I agree wholeheartedly with Peeler in that, “If [we think] God is like a male in relationship with the world who is like a female, and God is clearly superior to the world, then that image suggests that males are superior to females. When women are considered less like God, they cannot be fully human, because they cannot bear the imago Dei in the same way as do men.” [p. 108-9].

She goes further:

“Those who argue for, or assume, a male-like first person of the Trinity fall short of the truth and goodness of the God revealed in the biblical text. God as both Creator and sovereign resists masculinization. When that resistance is ignored, great harm comes to humans, females as well as males. A theological assumption that is both false and damaging should be put to rest.”

Women and the Gender of God, p. 109

What I meant to be a short post on Peeler’s book has gone longer than I thought. There is much more to explore, discussions to be had, conversations about the purpose of God’s son coming into the physical world through the body of a woman. Those must wait for another time.
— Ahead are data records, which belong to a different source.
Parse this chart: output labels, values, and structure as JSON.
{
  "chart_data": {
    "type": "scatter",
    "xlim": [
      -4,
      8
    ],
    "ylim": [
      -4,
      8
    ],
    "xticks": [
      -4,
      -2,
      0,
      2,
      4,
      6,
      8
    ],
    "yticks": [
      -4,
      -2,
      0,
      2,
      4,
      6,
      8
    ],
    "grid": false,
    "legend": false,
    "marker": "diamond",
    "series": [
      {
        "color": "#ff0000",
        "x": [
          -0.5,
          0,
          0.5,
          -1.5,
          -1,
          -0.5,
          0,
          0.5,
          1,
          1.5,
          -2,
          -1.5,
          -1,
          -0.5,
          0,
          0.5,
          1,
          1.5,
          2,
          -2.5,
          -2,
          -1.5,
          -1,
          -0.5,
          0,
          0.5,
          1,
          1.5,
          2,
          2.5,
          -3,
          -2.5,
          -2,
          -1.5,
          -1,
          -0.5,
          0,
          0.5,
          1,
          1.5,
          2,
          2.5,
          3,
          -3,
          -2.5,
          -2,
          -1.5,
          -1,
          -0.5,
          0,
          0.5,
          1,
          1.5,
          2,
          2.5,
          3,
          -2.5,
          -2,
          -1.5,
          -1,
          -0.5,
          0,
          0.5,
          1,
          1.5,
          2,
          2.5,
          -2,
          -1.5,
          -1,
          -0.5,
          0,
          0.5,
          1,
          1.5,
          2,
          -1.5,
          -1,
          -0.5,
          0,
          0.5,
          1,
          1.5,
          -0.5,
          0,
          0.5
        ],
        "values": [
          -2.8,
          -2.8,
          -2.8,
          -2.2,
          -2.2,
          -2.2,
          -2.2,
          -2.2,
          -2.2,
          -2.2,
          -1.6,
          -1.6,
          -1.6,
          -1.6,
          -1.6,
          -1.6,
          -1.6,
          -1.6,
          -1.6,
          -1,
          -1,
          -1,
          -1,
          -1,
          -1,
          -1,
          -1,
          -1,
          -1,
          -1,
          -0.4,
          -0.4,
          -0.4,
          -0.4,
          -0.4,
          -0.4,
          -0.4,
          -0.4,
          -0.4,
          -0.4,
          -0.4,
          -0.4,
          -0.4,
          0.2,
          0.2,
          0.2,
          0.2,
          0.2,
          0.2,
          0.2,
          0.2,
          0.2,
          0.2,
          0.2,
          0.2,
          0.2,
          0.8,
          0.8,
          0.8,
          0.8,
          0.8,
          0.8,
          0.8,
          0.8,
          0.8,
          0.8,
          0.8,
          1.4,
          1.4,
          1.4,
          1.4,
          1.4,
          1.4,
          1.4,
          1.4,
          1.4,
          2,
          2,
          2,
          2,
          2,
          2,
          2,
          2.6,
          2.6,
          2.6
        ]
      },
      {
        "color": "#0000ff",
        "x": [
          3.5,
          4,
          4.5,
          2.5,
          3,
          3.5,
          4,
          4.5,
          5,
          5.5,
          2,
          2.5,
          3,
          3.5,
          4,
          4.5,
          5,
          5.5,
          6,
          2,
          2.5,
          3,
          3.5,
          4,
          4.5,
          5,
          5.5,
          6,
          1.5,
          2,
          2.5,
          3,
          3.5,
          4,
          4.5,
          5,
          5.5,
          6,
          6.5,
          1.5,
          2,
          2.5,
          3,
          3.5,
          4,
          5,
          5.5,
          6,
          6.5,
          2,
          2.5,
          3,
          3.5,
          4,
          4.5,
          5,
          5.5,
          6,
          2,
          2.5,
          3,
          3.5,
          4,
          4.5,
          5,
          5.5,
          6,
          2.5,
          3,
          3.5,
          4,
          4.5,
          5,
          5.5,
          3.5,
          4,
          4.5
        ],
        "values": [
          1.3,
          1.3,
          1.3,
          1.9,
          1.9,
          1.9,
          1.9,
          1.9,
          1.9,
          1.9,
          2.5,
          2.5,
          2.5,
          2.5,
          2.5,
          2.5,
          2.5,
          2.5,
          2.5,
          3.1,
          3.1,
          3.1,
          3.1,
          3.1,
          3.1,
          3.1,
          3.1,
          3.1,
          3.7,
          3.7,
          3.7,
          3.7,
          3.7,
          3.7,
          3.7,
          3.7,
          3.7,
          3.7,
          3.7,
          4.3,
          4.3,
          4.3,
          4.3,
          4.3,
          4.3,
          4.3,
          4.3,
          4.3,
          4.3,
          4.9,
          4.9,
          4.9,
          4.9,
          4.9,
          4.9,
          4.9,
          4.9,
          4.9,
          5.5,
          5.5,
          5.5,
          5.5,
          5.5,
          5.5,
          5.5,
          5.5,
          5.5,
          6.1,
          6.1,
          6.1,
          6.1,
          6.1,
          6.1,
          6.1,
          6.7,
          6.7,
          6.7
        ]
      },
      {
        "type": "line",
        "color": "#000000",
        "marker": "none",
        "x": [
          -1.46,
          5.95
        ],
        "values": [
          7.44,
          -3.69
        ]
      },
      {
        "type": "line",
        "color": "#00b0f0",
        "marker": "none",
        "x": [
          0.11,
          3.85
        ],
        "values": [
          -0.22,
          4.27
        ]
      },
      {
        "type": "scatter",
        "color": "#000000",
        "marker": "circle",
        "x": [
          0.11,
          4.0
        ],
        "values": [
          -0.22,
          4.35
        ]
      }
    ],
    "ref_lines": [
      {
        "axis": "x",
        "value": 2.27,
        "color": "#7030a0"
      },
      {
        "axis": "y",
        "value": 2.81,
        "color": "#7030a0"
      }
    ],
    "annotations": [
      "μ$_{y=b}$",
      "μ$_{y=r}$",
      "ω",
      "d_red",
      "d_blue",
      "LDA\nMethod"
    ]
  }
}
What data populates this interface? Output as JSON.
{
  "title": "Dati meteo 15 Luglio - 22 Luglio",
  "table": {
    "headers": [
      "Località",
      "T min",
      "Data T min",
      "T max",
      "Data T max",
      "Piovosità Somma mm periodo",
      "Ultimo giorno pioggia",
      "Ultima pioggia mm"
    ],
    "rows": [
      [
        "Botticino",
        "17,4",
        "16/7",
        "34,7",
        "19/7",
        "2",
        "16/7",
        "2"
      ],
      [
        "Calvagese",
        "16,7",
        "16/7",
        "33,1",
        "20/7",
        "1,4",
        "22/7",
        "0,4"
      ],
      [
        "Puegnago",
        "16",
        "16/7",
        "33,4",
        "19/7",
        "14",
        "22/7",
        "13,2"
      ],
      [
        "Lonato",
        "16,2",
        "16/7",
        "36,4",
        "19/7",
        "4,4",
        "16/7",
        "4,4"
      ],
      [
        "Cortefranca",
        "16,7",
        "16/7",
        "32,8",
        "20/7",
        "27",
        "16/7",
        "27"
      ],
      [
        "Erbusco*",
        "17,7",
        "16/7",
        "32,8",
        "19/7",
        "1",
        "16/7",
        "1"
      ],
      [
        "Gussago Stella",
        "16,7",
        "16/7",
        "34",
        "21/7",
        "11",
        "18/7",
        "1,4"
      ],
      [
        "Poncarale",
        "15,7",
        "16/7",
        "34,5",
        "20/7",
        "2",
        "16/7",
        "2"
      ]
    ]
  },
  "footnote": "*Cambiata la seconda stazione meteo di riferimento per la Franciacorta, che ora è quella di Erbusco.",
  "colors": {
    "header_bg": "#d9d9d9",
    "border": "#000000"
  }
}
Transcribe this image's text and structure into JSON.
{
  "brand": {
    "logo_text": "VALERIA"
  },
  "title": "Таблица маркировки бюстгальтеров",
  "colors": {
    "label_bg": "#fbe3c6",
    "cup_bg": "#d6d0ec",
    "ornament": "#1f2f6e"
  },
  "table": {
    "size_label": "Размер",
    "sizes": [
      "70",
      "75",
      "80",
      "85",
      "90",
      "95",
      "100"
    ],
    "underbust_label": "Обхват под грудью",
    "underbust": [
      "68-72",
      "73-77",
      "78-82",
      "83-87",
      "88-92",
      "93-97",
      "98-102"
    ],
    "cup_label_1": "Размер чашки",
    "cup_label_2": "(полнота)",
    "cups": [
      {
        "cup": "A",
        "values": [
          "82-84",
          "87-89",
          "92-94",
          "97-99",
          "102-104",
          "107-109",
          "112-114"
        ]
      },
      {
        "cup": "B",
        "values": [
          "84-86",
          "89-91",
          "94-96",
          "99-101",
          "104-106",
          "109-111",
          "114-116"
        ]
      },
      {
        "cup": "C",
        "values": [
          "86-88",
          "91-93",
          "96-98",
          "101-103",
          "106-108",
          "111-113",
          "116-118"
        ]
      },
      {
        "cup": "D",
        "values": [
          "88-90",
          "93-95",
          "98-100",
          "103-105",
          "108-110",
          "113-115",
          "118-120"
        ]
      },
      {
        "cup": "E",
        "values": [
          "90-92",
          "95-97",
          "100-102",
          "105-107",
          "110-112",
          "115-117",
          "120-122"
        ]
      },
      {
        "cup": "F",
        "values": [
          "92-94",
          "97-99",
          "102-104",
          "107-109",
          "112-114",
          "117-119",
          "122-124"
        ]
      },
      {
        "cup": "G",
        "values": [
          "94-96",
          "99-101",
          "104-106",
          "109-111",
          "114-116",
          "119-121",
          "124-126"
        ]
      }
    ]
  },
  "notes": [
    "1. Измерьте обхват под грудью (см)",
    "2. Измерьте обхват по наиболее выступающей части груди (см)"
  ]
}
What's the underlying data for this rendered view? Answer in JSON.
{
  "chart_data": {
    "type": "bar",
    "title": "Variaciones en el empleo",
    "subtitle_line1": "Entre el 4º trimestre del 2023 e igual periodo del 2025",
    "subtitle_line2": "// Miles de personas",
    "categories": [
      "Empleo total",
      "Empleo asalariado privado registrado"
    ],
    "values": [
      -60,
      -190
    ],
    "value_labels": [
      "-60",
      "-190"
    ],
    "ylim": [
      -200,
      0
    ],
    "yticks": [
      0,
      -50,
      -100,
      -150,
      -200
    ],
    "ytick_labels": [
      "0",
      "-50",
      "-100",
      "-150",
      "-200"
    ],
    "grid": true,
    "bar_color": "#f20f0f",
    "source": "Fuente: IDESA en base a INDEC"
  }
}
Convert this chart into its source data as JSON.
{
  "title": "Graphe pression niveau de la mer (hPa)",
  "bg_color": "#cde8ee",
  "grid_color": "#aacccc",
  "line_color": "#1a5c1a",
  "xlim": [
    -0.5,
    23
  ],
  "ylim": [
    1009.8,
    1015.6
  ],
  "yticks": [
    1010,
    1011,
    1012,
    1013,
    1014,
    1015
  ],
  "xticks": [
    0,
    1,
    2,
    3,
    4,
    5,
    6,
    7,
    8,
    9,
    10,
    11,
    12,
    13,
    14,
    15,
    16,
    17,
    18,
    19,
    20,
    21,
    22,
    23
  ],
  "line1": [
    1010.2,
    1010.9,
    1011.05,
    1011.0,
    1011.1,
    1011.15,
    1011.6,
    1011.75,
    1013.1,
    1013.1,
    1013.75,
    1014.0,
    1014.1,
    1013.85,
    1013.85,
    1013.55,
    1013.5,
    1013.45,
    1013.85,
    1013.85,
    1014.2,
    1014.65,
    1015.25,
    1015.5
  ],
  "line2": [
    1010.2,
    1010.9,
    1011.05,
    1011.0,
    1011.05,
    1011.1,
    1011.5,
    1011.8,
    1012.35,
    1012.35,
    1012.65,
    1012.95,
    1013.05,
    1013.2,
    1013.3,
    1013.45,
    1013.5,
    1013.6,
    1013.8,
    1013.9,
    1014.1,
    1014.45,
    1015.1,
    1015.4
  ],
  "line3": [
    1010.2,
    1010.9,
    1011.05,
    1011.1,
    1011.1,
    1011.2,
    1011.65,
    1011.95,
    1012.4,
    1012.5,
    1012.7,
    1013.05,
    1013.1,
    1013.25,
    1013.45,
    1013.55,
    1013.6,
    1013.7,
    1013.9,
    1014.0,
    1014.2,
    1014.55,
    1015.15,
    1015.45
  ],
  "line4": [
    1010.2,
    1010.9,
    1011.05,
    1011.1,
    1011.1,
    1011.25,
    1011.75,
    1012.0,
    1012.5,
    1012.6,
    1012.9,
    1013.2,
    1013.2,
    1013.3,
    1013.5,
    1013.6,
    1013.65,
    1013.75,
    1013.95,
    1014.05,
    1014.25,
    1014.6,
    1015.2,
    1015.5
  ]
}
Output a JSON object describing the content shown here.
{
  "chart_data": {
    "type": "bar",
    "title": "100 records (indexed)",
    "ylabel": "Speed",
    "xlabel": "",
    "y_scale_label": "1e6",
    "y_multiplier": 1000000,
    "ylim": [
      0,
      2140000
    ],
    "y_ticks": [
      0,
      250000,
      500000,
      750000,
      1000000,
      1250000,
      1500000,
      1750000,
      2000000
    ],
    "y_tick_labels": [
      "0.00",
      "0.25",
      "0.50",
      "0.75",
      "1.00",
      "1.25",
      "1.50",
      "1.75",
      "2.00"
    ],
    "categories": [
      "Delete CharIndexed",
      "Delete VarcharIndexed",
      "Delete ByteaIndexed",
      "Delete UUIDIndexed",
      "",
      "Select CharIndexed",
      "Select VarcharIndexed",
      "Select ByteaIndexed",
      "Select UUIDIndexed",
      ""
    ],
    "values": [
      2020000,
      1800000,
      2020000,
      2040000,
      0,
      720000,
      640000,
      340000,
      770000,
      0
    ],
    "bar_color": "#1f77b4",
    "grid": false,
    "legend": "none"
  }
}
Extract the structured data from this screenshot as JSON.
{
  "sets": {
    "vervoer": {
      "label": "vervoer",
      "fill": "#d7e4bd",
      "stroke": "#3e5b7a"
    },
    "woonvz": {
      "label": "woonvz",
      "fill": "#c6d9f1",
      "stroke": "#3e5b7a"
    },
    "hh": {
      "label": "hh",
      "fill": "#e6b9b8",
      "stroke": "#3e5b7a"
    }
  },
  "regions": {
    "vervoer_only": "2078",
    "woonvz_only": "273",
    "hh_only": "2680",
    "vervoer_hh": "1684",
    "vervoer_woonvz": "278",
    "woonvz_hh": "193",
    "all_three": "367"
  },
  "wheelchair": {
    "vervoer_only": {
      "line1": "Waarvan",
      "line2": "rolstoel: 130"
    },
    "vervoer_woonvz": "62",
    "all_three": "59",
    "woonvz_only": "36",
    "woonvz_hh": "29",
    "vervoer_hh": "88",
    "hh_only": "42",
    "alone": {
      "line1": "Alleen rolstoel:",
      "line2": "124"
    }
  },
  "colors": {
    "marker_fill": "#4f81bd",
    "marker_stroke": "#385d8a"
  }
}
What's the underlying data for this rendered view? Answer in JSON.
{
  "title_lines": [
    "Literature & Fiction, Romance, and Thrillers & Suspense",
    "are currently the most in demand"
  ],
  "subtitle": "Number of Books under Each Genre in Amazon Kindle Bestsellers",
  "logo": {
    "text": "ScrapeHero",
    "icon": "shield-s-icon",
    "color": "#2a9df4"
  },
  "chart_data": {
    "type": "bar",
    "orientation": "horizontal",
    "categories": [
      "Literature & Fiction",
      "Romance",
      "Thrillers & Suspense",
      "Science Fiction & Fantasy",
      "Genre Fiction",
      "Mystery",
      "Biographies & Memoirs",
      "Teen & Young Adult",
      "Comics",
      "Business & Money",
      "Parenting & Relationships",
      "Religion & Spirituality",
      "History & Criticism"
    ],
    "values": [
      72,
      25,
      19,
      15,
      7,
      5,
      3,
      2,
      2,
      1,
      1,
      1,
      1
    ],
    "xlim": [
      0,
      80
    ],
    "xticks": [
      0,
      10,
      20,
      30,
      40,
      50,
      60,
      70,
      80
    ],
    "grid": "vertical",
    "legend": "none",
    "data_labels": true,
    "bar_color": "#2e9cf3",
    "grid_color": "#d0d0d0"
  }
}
If you’re reading this, I hope you are encouraged to dig deeper into the text, to engage in the task of thinking about what the Incarnation means for both men and women, because as Peeler writes, “[t]he incarnation, and particularly the way in which it came to be, should impact everything—Christology, theology, and anthropology, including Christianity’s view of women.” (p 121).

  1. “The story of God is the story of Jesus Christ, and the story of Christ is also the story of Mary of Nazareth. No story of the Christian God can be told without the story of Mary. Incarnation through a woman reveals who God is.” (Scot McKnight’s endorsement of Amy Peeler’s book)
  2. Women and the Gender of God, p.